I had no way to connect to the sheer horror of what happened. The faces of the prisoners, in the pictures taken as they were checked in, are of all ages, men and women, children and older. They are just looking, uncomprehending, numbers on their chests. One was smiling defiantely. But they are only pictures. The blood on the floor, the bed frames -- only the grainy, black and white pictures of prostrate bodies where they were found are proof there were people here, suffering and dying. But the ego cannot think of it, can't even conceive of it. 

Something that I particularly noticed was the pictures of the citizens cheering the Khmer Rouge, thinking the civil war was over and peace was on the way.  

I was numb, wandering through the mostly empty halls and rooms, just the few remnants of pain scattered across swept floors. Even the room with the skulls, crushed bones, the pictures of fields filled with skeletons, it hardly seems real, these grainy photos of suffering.

I wanted to feel something, get a sense of the energy. But all I saw was suffering too great to be touched, to be shared at this instant in time, except to understand that what happened is beyond words. What happened there are memories now, but still there, like the building itself, right in the middle of the city. Quietly a part of life, inconceiveably ugly in its history and unnoticed by the outside world, but here.

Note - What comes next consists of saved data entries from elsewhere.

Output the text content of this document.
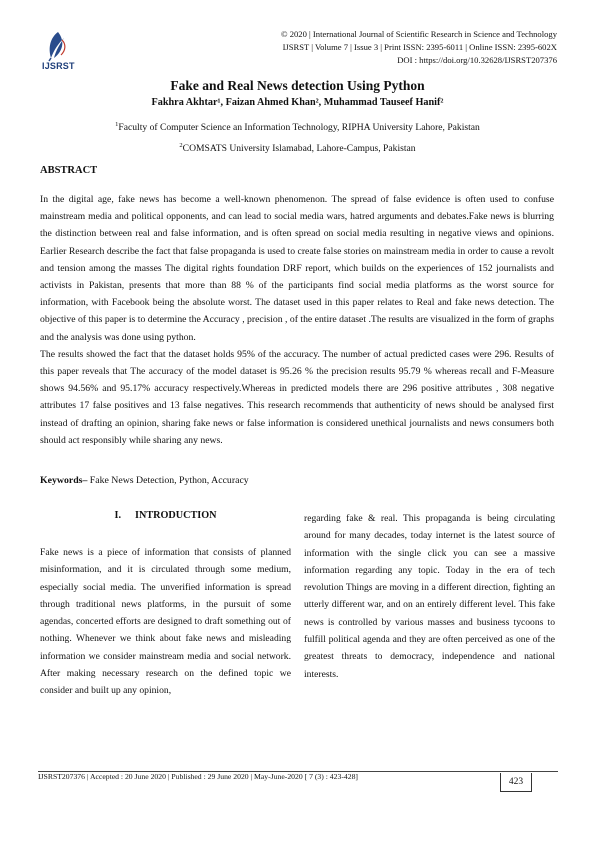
IJSRST
© 2020 | International Journal of Scientific Research in Science and Technology
IJSRST | Volume 7 | Issue 3 | Print ISSN: 2395-6011 | Online ISSN: 2395-602X
DOI : https://doi.org/10.32628/IJSRST207376
Fake and Real News detection Using Python
Fakhra Akhtar¹, Faizan Ahmed Khan², Muhammad Tauseef Hanif²
$^1$Faculty of Computer Science an Information Technology, RIPHA University Lahore, Pakistan
$^2$COMSATS University Islamabad, Lahore-Campus, Pakistan
ABSTRACT

In the digital age, fake news has become a well-known phenomenon. The spread of false evidence is often used to confuse mainstream media and political opponents, and can lead to social media wars, hatred arguments and debates.Fake news is blurring the distinction between real and false information, and is often spread on social media resulting in negative views and opinions. Earlier Research describe the fact that false propaganda is used to create false stories on mainstream media in order to cause a revolt and tension among the masses The digital rights foundation DRF report, which builds on the experiences of 152 journalists and activists in Pakistan, presents that more than 88 % of the participants find social media platforms as the worst source for information, with Facebook being the absolute worst. The dataset used in this paper relates to Real and fake news detection. The objective of this paper is to determine the Accuracy , precision , of the entire dataset .The results are visualized in the form of graphs and the analysis was done using python.

The results showed the fact that the dataset holds 95% of the accuracy. The number of actual predicted cases were 296. Results of this paper reveals that The accuracy of the model dataset is 95.26 % the precision results 95.79 % whereas recall and F-Measure shows 94.56% and 95.17% accuracy respectively.Whereas in predicted models there are 296 positive attributes , 308 negative attributes 17 false positives and 13 false negatives. This research recommends that authenticity of news should be analysed first instead of drafting an opinion, sharing fake news or false information is considered unethical journalists and news consumers both should act responsibly while sharing any news.

Keywords– Fake News Detection, Python, Accuracy
I. INTRODUCTION
Fake news is a piece of information that consists of planned misinformation, and it is circulated through some medium, especially social media. The unverified information is spread through traditional news platforms, in the pursuit of some agendas, concerted efforts are designed to draft something out of nothing. Whenever we think about fake news and misleading information we consider mainstream media and social network. After making necessary research on the defined topic we consider and built up any opinion,
regarding fake & real. This propaganda is being circulating around for many decades, today internet is the latest source of information with the single click you can see a massive information regarding any topic. Today in the era of tech revolution Things are moving in a different direction, fighting an utterly different war, and on an entirely different level. This fake news is controlled by various masses and business tycoons to fulfill political agenda and they are often perceived as one of the greatest threats to democracy, independence and national interests.
IJSRST207376 | Accepted : 20 June 2020 | Published : 29 June 2020 | May-June-2020 [ 7 (3) : 423-428]
423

The only real thing for me was a quick conversation with a curious and friendly the young Cambodian woman studying history, who wanted to know where I was from, how long I was in Cambodia, and if I was married (I'm 22, honey, not gonna happen any time soon), and the crew of motodop drivers trying to read the tattoo on my leg and asking, as people do when they figure it out, if I like to dance. It was like the color against a black and white world. 

That and the grass in the courtyard, brilliantly green and unkept.